You decide to create a tally sheet to help them become more accurate with their change fund. Your sheet will allow them to simply count their coins and look at your tally sheet to arrive at the total dollar amount. If they count 17 nickels, they can look up on your tally sheet, and find that 17 nickels is 85 cents.
To avoid errors and speed up the process of creating this tally sheet, you decide to create just one formula that can be copied to the rest of your sheet. You will use your knowledge of absolute and relative addresses to create that one perfect formula.

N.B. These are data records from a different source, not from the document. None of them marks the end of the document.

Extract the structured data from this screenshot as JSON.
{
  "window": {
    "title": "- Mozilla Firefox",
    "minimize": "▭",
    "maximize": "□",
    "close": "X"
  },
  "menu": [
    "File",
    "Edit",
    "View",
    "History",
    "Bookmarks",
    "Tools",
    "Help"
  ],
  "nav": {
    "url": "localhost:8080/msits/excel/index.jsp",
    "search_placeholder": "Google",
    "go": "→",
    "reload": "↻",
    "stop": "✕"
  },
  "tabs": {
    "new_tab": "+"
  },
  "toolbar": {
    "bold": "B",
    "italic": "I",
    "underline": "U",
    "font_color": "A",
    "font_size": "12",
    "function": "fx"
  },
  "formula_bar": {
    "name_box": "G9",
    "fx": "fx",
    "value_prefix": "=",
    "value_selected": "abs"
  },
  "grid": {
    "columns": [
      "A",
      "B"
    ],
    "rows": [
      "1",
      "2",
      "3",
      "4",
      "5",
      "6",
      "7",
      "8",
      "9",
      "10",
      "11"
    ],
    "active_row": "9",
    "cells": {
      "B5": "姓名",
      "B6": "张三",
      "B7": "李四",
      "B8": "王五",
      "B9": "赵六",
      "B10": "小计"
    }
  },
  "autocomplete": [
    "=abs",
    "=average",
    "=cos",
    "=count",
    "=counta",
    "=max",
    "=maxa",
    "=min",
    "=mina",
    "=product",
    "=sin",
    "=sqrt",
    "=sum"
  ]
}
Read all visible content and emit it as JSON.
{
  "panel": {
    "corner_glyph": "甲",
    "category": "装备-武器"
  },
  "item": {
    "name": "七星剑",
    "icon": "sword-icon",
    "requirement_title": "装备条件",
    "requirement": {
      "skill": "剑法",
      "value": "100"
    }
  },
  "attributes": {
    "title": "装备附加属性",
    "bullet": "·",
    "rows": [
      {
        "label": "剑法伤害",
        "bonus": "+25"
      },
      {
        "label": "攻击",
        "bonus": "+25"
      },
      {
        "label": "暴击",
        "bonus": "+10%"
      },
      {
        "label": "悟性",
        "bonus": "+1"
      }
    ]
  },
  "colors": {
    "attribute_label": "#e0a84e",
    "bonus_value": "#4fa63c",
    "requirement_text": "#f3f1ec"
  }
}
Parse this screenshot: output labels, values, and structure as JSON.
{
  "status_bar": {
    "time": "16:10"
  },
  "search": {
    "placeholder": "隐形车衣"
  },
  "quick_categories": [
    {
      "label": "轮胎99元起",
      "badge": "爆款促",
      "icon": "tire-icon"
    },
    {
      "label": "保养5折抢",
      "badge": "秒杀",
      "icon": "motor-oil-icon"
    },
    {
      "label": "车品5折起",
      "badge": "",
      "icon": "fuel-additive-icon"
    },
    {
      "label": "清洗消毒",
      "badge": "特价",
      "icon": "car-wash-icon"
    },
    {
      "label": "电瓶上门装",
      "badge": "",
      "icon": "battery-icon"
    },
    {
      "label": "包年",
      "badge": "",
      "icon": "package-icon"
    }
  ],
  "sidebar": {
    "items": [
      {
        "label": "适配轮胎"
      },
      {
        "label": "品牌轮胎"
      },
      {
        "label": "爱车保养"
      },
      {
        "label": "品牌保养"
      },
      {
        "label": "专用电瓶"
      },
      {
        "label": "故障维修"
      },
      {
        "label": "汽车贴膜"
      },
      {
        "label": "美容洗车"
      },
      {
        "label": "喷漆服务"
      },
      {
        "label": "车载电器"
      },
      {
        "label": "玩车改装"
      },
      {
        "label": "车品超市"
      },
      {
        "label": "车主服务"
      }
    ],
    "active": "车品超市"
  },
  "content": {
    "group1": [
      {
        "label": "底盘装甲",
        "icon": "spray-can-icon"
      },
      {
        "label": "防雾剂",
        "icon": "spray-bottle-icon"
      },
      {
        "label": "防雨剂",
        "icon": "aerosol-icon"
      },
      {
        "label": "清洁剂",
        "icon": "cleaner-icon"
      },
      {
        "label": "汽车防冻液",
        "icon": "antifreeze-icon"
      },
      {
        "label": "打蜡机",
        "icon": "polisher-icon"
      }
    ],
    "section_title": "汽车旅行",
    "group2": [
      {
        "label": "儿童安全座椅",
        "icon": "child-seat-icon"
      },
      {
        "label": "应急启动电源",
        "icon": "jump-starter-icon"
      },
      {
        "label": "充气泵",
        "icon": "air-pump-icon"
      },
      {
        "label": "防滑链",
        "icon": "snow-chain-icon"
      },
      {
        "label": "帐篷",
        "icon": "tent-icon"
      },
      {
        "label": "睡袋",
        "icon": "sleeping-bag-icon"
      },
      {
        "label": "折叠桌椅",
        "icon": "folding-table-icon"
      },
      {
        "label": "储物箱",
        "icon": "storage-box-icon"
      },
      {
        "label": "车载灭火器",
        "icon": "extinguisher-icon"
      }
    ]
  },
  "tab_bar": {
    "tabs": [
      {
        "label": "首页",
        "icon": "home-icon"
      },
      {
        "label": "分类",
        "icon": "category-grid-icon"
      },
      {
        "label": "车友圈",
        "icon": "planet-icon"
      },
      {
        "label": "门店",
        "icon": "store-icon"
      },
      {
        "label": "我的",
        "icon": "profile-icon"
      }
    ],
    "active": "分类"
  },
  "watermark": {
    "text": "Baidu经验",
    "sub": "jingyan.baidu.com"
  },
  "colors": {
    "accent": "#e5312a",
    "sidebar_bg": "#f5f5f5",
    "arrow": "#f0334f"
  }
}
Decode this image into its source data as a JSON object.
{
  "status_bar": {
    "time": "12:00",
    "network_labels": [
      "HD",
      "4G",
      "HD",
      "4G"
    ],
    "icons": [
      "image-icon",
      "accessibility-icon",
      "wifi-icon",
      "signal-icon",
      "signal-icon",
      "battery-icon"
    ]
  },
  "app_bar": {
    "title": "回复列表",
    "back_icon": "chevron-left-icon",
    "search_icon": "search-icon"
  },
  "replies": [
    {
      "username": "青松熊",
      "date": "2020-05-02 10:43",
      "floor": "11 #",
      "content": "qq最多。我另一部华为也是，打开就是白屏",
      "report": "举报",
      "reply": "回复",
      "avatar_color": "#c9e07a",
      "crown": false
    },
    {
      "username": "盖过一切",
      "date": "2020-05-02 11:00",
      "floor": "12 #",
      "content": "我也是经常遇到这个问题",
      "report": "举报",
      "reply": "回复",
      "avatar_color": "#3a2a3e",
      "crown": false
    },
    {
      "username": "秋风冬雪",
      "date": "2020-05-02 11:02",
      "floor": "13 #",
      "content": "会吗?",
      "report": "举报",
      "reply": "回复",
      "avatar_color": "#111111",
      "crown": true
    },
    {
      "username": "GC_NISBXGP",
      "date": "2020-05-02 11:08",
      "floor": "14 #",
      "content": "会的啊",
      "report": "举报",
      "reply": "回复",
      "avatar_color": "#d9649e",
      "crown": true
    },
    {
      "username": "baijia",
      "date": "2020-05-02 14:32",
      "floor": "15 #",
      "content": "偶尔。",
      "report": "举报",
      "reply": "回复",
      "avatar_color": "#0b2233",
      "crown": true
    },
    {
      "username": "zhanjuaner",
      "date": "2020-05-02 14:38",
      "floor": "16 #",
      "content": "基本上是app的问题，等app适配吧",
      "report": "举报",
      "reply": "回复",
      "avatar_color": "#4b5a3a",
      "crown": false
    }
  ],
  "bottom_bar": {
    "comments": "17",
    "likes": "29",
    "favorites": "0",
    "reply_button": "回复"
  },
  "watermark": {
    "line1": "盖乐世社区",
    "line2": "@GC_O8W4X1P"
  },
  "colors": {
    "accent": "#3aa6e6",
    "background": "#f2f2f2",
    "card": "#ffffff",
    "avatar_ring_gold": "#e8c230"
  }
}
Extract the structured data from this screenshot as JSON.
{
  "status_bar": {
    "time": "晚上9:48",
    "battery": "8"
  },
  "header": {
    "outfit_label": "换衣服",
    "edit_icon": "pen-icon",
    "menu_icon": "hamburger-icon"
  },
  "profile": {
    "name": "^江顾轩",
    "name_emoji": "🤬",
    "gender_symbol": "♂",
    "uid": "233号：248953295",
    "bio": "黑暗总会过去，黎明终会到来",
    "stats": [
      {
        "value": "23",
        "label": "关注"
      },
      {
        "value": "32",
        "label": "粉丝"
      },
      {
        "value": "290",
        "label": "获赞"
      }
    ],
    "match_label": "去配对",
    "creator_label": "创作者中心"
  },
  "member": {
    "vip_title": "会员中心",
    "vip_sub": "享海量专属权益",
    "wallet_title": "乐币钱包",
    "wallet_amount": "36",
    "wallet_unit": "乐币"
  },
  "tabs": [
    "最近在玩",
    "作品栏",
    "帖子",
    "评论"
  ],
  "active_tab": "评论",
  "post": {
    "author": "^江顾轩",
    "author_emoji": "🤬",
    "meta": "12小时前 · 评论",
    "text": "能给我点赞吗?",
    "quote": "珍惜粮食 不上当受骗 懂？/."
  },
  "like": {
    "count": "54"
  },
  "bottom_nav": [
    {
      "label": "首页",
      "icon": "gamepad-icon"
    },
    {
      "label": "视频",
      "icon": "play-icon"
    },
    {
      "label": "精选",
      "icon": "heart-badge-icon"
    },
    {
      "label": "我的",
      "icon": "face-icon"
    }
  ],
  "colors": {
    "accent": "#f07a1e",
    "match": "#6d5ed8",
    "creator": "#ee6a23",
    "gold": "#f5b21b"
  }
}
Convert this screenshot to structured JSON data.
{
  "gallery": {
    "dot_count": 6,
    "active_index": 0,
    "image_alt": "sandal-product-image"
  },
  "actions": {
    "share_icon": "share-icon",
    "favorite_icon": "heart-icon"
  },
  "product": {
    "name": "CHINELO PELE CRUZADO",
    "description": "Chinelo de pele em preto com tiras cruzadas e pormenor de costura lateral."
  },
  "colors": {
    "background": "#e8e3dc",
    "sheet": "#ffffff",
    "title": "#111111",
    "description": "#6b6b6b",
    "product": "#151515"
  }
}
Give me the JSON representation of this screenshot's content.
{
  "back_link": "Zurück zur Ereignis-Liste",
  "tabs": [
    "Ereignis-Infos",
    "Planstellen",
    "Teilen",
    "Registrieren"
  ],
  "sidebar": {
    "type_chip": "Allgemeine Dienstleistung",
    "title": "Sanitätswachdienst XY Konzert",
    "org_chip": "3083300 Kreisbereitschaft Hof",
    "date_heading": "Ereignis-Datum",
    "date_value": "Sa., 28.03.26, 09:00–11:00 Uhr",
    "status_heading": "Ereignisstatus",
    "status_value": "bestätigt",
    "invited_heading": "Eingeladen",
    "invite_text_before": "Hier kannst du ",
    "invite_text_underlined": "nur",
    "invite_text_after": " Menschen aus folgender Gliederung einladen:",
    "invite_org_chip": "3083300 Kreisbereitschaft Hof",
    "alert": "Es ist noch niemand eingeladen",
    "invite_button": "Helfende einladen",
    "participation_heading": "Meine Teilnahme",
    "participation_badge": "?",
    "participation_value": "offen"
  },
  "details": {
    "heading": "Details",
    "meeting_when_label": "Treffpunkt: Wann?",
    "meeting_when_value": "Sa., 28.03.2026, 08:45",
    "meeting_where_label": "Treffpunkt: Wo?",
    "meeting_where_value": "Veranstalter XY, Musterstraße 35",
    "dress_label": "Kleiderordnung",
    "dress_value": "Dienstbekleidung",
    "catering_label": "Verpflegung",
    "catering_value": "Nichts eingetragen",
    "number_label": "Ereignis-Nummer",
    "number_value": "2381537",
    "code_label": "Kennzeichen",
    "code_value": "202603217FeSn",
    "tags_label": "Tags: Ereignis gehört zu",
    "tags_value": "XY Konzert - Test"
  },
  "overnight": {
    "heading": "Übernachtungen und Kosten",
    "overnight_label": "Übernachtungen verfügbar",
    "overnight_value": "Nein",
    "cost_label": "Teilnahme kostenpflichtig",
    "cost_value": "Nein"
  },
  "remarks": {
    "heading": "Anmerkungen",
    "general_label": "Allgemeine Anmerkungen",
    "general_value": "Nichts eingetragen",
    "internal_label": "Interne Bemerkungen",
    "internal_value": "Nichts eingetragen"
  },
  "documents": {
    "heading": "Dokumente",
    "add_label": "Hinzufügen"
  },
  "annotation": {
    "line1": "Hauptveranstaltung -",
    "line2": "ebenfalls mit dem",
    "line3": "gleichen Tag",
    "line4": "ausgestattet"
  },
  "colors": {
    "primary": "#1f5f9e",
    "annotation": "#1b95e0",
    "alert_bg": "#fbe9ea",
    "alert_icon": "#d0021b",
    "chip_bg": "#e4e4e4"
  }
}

Use the following as a guide to set up your tally sheet. Be careful to place text in the exact cells indicated so that your formulas will match the solutions and hints.

Use Edit, Fill, Series to complete the number series in column A to 50 coins total.
Create a formula in cell B3 that can be copied right and down to fill the entire table. This formula should calculate the total value of the quantity of each coin type. For example, ten dimes will equal one dollar, eight quarters will equal two dollars, etc.
HINT: The formula in B3 should multiply cell B1 by the quantity in cell A3.
Keep in mind that some references need to be absolute, while others will be relative - all in the same cell reference.
Note that the same cell reference may have a dollar sign in front of a column letter without a dollar sign in front of the row number. (Example: $A3) This would force the column reference to be locked down on the column letter - an absolute reference, while in the same reference to the same cell, the row number would be relative to the location of the formula.
You could also use A$3, which would force the row reference to be locked down on the row number - an absolute reference, while in the same reference to the same cell, the column letter would be relative to the location of the formula.
Save your finished worksheet as CHANGE.xls on your floppy disk.